Life is clearly not a game of two halves any more, but of three quarters. Most likely, I have lived more years than I have left.

Conversely, and just as everyone tells you, it's true that I am not terribly bothered by what others think of me.

Also, like many other 50-year- olds, I am parentless, which brings its own bittersweet form of liberation, and very close to being entirely free of the clutches of menopause, if the diminishing hot flushes are anything to go by.

(Truth be told, I have been "paused of men" for a very long time, if you get my drift.)

Experience at life doesn't go amiss either. I despise this current Government more than any before it. Having a 50-year data set to work from gives me a firm baseline to judge from.

I have played in the New Zealand landscape long enough to know that we are well along the path to changing it irrevocably.

As a society, we continually show a love of money over all else and an absence of respect for the natural world, of which we are a part, believe it or not.

What else? Oh yeah, my body ain't what it used to be and it takes longer to warm up and get going than it ever did before. But, hey, it still goes and that's a good thing.

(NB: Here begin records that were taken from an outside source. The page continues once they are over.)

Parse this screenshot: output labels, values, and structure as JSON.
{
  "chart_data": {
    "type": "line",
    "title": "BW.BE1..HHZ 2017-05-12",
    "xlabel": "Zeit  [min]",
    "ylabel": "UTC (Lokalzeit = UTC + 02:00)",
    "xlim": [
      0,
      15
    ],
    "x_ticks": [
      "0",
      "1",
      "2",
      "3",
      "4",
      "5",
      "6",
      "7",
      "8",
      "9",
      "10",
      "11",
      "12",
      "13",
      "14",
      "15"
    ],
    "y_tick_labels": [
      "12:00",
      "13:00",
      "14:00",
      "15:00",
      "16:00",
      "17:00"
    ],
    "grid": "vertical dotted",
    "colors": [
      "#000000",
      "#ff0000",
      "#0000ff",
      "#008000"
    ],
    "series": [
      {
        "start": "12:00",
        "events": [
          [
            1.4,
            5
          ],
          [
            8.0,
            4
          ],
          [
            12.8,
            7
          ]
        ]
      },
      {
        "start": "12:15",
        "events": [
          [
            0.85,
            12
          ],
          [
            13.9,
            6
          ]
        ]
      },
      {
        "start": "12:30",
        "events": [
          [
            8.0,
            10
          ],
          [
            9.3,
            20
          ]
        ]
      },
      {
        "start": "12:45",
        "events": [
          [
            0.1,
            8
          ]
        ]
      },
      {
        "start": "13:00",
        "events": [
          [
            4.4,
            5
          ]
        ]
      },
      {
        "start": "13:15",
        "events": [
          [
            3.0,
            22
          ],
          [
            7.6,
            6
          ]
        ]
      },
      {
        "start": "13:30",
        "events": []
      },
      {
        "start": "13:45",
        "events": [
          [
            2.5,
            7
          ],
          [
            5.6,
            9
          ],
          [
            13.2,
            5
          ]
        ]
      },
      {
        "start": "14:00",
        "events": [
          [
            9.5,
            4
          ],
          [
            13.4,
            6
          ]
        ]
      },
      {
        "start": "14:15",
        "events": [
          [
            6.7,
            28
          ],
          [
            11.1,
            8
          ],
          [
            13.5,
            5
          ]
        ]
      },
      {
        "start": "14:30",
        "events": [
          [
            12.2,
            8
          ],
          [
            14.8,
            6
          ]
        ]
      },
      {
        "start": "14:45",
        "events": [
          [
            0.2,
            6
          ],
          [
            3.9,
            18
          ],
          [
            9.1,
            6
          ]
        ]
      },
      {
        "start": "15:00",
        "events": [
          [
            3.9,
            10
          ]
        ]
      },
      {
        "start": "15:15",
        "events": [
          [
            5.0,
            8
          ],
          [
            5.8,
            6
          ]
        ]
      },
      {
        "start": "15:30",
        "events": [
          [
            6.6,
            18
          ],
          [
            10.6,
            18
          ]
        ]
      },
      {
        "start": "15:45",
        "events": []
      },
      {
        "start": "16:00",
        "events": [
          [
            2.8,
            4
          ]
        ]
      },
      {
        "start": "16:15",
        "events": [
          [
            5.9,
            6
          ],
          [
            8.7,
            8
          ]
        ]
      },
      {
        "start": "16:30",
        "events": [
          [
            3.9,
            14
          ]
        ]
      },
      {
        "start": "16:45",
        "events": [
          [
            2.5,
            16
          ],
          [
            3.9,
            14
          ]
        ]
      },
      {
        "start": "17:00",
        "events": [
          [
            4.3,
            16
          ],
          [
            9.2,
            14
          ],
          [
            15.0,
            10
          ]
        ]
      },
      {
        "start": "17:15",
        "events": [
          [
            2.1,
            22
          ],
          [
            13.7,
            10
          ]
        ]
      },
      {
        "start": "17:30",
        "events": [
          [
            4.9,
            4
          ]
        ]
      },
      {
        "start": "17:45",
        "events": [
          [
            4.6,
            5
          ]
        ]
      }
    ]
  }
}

So while my knowledge has grown with every passing year, the other side is that, like all of us, the less I understand. Things I have completely trusted - institutions, philosophies and people - can turn on a dime.

Unfortunately, by not trusting, it's very easy to turn everyone and everything into a liar.

Before I start chanting and go all Buddhist on you, let me say I'm glad of the 50 years above ground and hope for a few more yet.

I'm nosy about where this country, humanity and the planet are headed and, try as I might to be detached, I care about that.

Which reminds me of the Buddhist trying to vacuum in the corner. He couldn't do it because he had no attachments.